The report titled ‘Defying predictions, remittance flows remain strong during COVID-19 crisis’ said Nigeria contributed 40 per cent of the remittances into Sub-Saharan Africa.

It put remittances to Sub-Saharan Africa at $42bn. Forty per cent contribution of Nigeria to this means that remittances to Nigeria was $16.8bn in 2020.

A decline of 27.7 per cent also put remittances into the country in 2019 at $21.45bn.

The report said remittances to Sub-Saharan Africa declined by an estimated 12.5 per cent due to a decline in the remittances to Nigeria that contributes the largest amount in the region.

Nigeria has been having foreign exchange crisis resulting from decline in earnings from crude oil sale.

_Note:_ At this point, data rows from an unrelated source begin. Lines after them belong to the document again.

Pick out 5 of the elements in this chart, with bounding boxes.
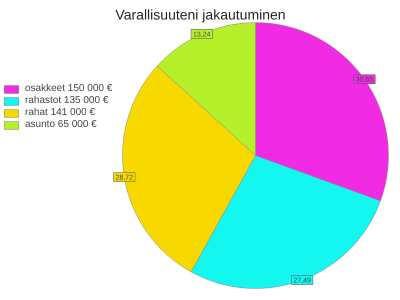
legend-label: rahastot 135 000 €	[25, 95, 108, 106]
legend-label: rahat 141 000 €	[25, 107, 96, 118]
legend-label: asunto 65 000 €	[25, 119, 97, 130]
chart-title: Varallisuuteni jakautuminen	[115, 6, 286, 22]
legend-label: osakkeet 150 000 €	[25, 83, 112, 94]
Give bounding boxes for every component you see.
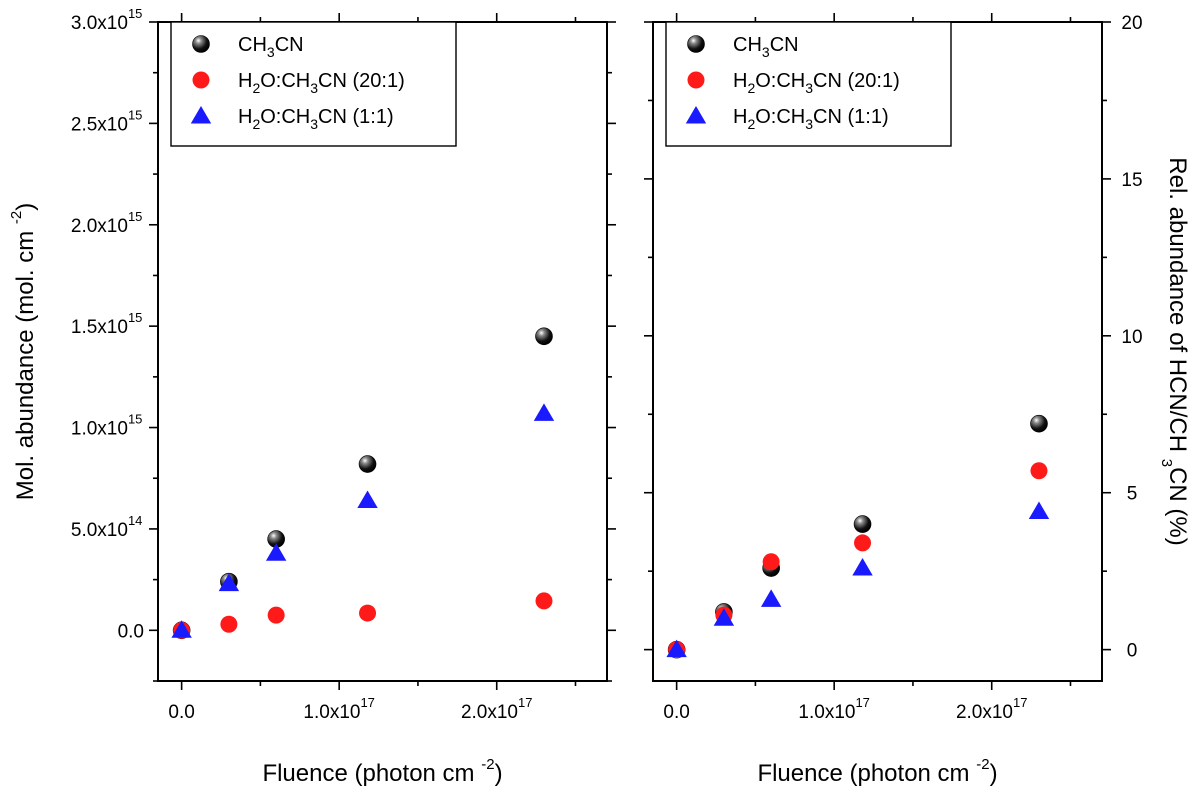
right-data-point <box>713 608 735 626</box>
right-x-tick-label: 1.0x1017 <box>798 695 870 723</box>
right-y-tick-label: 20 <box>1121 13 1142 34</box>
left-y-tick-label: 0.0 <box>118 621 144 642</box>
left-y-tick-label: 2.5x1015 <box>71 107 144 135</box>
left-data-point <box>358 455 377 473</box>
left-data-point <box>359 604 377 622</box>
right-legend-marker <box>687 35 705 53</box>
right-legend: CH3CN H2O:CH3CN (20:1) H2O:CH3CN (1:1) <box>665 21 952 147</box>
left-data-point <box>357 490 378 509</box>
left-data-point <box>535 592 553 610</box>
right-legend-marker <box>685 106 707 124</box>
left-series-triangle <box>171 403 555 638</box>
right-legend-label: CH3CN <box>733 34 799 60</box>
right-legend-box <box>665 21 952 147</box>
left-legend-box <box>170 21 457 147</box>
left-y-tick-label: 5.0x1014 <box>71 513 144 541</box>
left-y-axis-title: Mol. abundance (mol. cm -2) <box>8 203 39 500</box>
left-data-point <box>218 573 240 592</box>
left-x-tick-label: 1.0x1017 <box>303 695 375 723</box>
left-legend-label: CH3CN <box>238 34 304 60</box>
right-data-point <box>1028 501 1050 520</box>
left-data-point <box>265 543 287 561</box>
left-data-point <box>220 615 238 633</box>
right-x-tick-label: 2.0x1017 <box>956 695 1028 723</box>
right-y-tick-label: 5 <box>1127 484 1138 505</box>
left-y-tick-label: 3.0x1015 <box>71 6 144 34</box>
right-data-point <box>762 553 780 571</box>
right-data-point <box>853 515 872 533</box>
right-y-axis-title: Rel. abundance of HCN/CH 3CN (%) <box>1158 157 1191 545</box>
left-x-tick-label: 0.0 <box>168 702 194 723</box>
right-data-point <box>666 639 687 658</box>
left-legend-marker <box>192 71 210 89</box>
left-data-point <box>267 606 285 624</box>
right-y-tick-label: 0 <box>1127 641 1138 662</box>
right-legend-label: H2O:CH3CN (1:1) <box>733 106 889 132</box>
right-data-point <box>760 589 782 607</box>
left-legend-marker <box>190 106 212 124</box>
left-legend-label: H2O:CH3CN (1:1) <box>238 106 394 132</box>
right-y-tick-label: 15 <box>1121 170 1142 191</box>
right-x-tick-label: 0.0 <box>663 702 689 723</box>
right-y-tick-label: 10 <box>1121 327 1142 348</box>
left-x-tick-label: 2.0x1017 <box>461 695 533 723</box>
left-y-tick-label: 1.0x1015 <box>71 412 144 440</box>
left-series-circle <box>173 592 553 639</box>
right-series-circle <box>668 462 1048 659</box>
left-data-point <box>533 403 555 421</box>
right-data-point <box>852 558 873 576</box>
left-y-tick-label: 1.5x1015 <box>71 310 144 338</box>
left-series-sphere <box>172 327 553 640</box>
right-legend-label: H2O:CH3CN (20:1) <box>733 70 900 96</box>
left-data-point <box>535 327 553 346</box>
right-x-axis-title: Fluence (photon cm -2) <box>757 756 997 787</box>
left-legend-marker <box>192 35 210 53</box>
left-legend: CH3CN H2O:CH3CN (20:1) H2O:CH3CN (1:1) <box>170 21 457 147</box>
left-data-point <box>171 620 192 638</box>
right-data-point <box>1030 414 1048 433</box>
left-legend-label: H2O:CH3CN (20:1) <box>238 70 405 96</box>
right-panel: 0.0 1.0x1017 2.0x1017 0 5 10 15 20 Fluence (phot… <box>644 13 1191 787</box>
right-series-triangle <box>666 501 1050 658</box>
right-data-point <box>1030 462 1048 480</box>
left-x-axis-title: Fluence (photon cm -2) <box>262 756 502 787</box>
right-legend-marker <box>687 71 705 89</box>
left-y-tick-label: 2.0x1015 <box>71 209 144 237</box>
right-data-point <box>854 534 872 552</box>
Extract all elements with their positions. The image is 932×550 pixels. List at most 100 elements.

Diaspora remittance is the second major source of foreign exchange for the country. Drying forex remittances recently pushed the Central Bank of Nigeria to offer an incentive of N5 for every dollar remitted through official channels.

Differing exchange rates often push Nigerians in the diaspora to explore alternative ways of remitting money into the country so that they can enjoy higher value.

The report stated that the decline inflows to Sub-Saharan Africa was almost entirely due to a 27.7 per cent decline in remittance flows to Nigeria.

Excluding flows to Nigeria, it stated, remittances to Sub-Saharan Africa increased by 2.3 per cent, demonstrating resilience.

Part of the report read, “Remittances to Sub-Saharan Africa declined by an estimated 12.5 per cent in 2020 to $42bn.

“The decline was almost entirely due to a 27.7 per cent decline in remittance flows to Nigeria, which alone accounted for over 40 per cent of remittance flows to the region.

“Excluding Nigeria, remittance flows to Sub-Saharan African increased by 2.3 per cent.

“Remittance growth was reported in Zambia (37 per cent), Mozambique (16 per cent), Kenya (nine per cent) and Ghana (five per cent).”